Gericht entscheidet: Die Jungfräulichkeit ist 5000 Dollar wert

Eine Chinesin namens Chen fand heraus, dass ihr „Freund“ bereits verheiratet ist. Daraufhin verklagte sie ihn, weil er ihr „Recht auf Jungfräulichkeit“ mit falschen Versprechungen missbraucht habe: Er habe sich als Single ausgegeben und ihr eine Ehe versprochen.

Das Paar hat sich 2009 im Internet kennen gelernt. Erst vier Jahre später sind die beiden eine Beziehung eingegangen und hatten 2013 das erste mal Sex. Nach diesem ersten Mal beendete der Mann namens Li abrupt die Beziehung und meldete sich nicht mehr.  Chen ist dann zu ihm nach Hause gegangen und hat Li mit seiner Ehefrau vorgefunden.

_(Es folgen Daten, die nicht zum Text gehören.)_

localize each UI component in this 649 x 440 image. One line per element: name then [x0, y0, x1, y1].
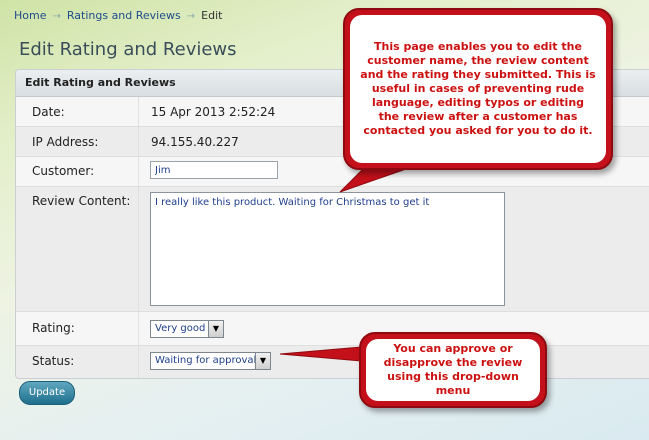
- rating-select[interactable]: Very good ▼: [150, 320, 224, 338]
- callout-edit-info-text: This page enables you to edit the custom…: [350, 15, 606, 163]
- ip-value: 94.155.40.227: [151, 135, 239, 149]
- customer-label: Customer:: [32, 164, 95, 178]
- update-button[interactable]: Update: [19, 381, 75, 405]
- chevron-down-icon[interactable]: ▼: [255, 353, 270, 369]
- callout-status-info-text: You can approve or disapprove the review…: [366, 339, 540, 401]
- callout-edit-info: This page enables you to edit the custom…: [343, 8, 613, 170]
- date-value: 15 Apr 2013 2:52:24: [151, 105, 276, 119]
- status-row: Status: Waiting for approval ▼: [16, 346, 649, 378]
- page-title: Edit Rating and Reviews: [19, 39, 237, 60]
- status-selected: Waiting for approval: [155, 355, 257, 366]
- breadcrumb-arrow-icon: →: [52, 11, 61, 22]
- rating-selected: Very good: [155, 323, 206, 334]
- rating-label: Rating:: [32, 321, 75, 335]
- customer-input[interactable]: [150, 161, 278, 179]
- breadcrumb-arrow-icon: →: [186, 11, 196, 22]
- breadcrumb: Home → Ratings and Reviews → Edit: [14, 9, 222, 22]
- callout-status-info: You can approve or disapprove the review…: [359, 332, 547, 408]
- chevron-down-icon[interactable]: ▼: [208, 321, 223, 337]
- status-label: Status:: [32, 354, 75, 368]
- review-row: Review Content: I really like this produ…: [16, 187, 649, 312]
- ip-label: IP Address:: [32, 135, 99, 149]
- breadcrumb-ratings[interactable]: Ratings and Reviews: [67, 9, 181, 22]
- status-select[interactable]: Waiting for approval ▼: [150, 352, 271, 370]
- review-label: Review Content:: [32, 194, 131, 208]
- rating-row: Rating: Very good ▼: [16, 312, 649, 346]
- breadcrumb-current: Edit: [201, 9, 223, 22]
- review-textarea[interactable]: I really like this product. Waiting for …: [150, 192, 505, 306]
- breadcrumb-home[interactable]: Home: [14, 9, 46, 22]
- date-label: Date:: [32, 105, 65, 119]
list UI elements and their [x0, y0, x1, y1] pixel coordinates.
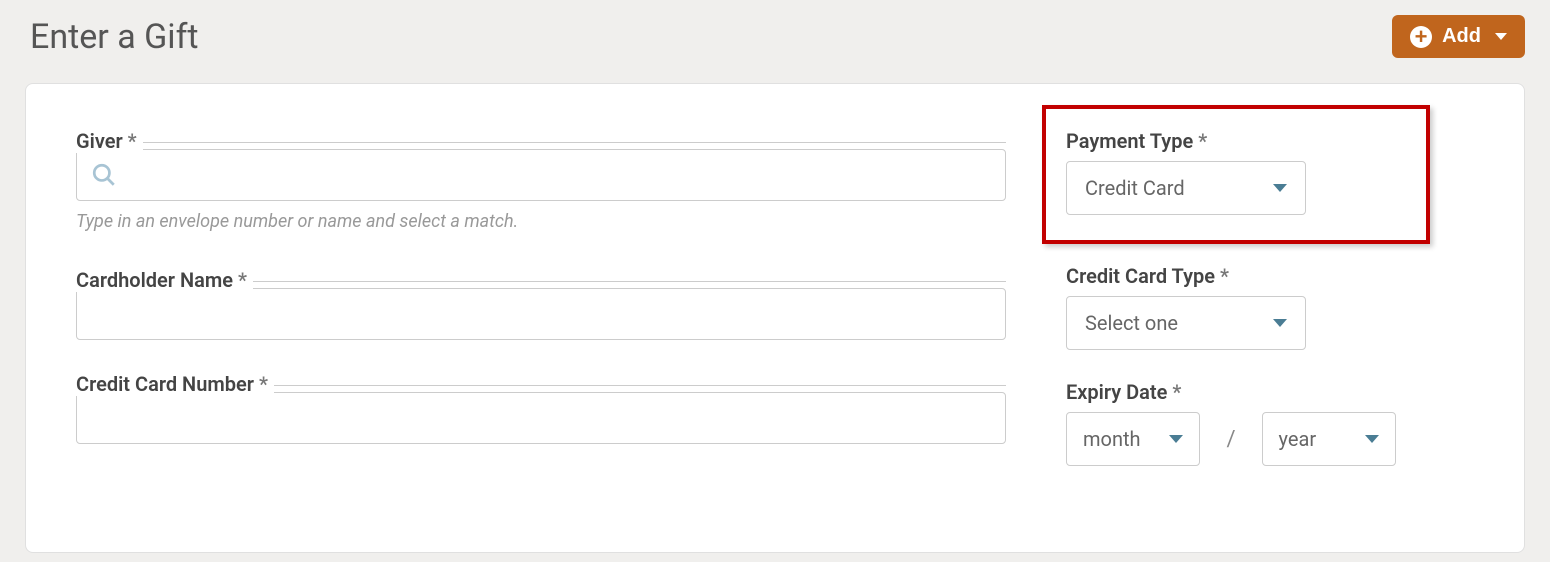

Ursprünglich wollte Chen von Li 81.000 Dollar wegen psychischer Schäden plus 250 Dollar für Arztkosten. Der Mann habe ihr „Recht auf Jungfräulichkeit und Gesundheit“ missbraucht.

Das zuständige Gericht in Pudong (China) fand diese Forderung zwar übertrieben, hielt aber in seinem Urteil fest, dass das „Recht auf Jungfräulichkeit“ durch das Gesetz als „moralisches Recht“ geschützt werden müsse. Deshalb wurde der Frau Schadensersatz in Höhe von 5000 Dollar zugesprochen. Der Angeklagte erschien nicht persönlich vor Gericht. Über seinen Anwalt lies er ausrichten, er habe gar keinen Sex mit der Klägerin gehabt.